Nevertheless, "Saw II" is better by a cringe or two. Note for the record that neither of these movies are chilling and calculating at the level to which they aspire. Instead, they're fairly rote and plainly sadistic. The narrative is the standard punishment of the wicked scenario, as the droopy-eye serial mayhem engineer known as Jigsaw (Tobin Bell, reprising his role from the original film) puts his victims in compromising Catch-22s wherein their choices are horrible or more horrible. For instance, at the beginning of "Saw II," a character is given the choice of slicing out his own eye with a razor or having his head crushed in a medieval-looking device strewn with rusty nails. This is not a choice at all, of course; the prospect of salvation or redemption is not legitimate, so what is the point?

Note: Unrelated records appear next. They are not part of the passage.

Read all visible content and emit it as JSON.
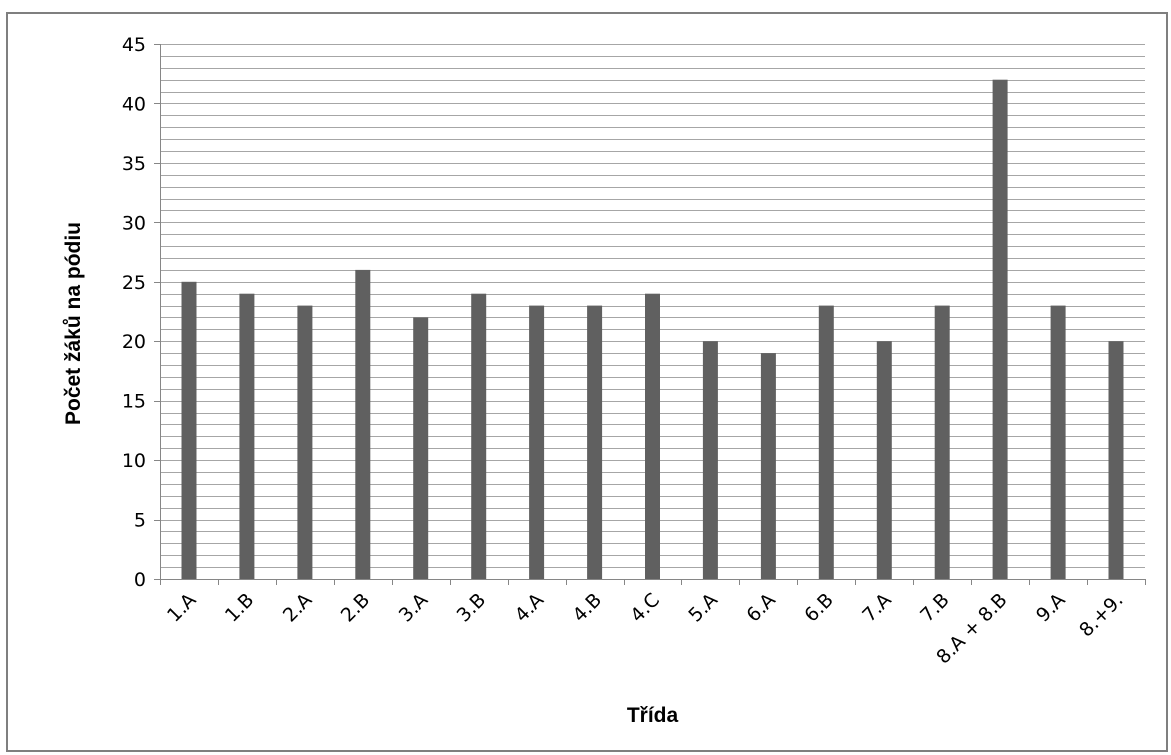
{
  "chart_data": {
    "type": "bar",
    "title": "",
    "xlabel": "Třída",
    "ylabel": "Počet žáků na pódiu",
    "categories": [
      "1.A",
      "1.B",
      "2.A",
      "2.B",
      "3.A",
      "3.B",
      "4.A",
      "4.B",
      "4.C",
      "5.A",
      "6.A",
      "6.B",
      "7.A",
      "7.B",
      "8.A + 8.B",
      "9.A",
      "8.+9."
    ],
    "values": [
      25,
      24,
      23,
      26,
      22,
      24,
      23,
      23,
      24,
      20,
      19,
      23,
      20,
      23,
      42,
      23,
      20
    ],
    "ylim": [
      0,
      45
    ],
    "yticks": [
      0,
      5,
      10,
      15,
      20,
      25,
      30,
      35,
      40,
      45
    ],
    "minor_grid_step": 1,
    "grid": true,
    "legend": "none",
    "bar_color": "#606060",
    "grid_color": "#a6a6a6"
  }
}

In any case, these situations are set up throughout the film, even as Jigsaw himself is captured early on by Detective Eric Mason (Donnie Wahlberg), whom he had been taunting with little messages that will also come to a bad end. The hook: Jigsaw has trapped Mason's teenage son Daniel (Erik Knudsen) along with seven other strangers in a house devised to wreak havoc on them and anyone who attempts to save them -- if they can even find them.

There is a lot to wince about in "Saw II," but the thing that should make you wince the most is having seen not only one, but two of these movies.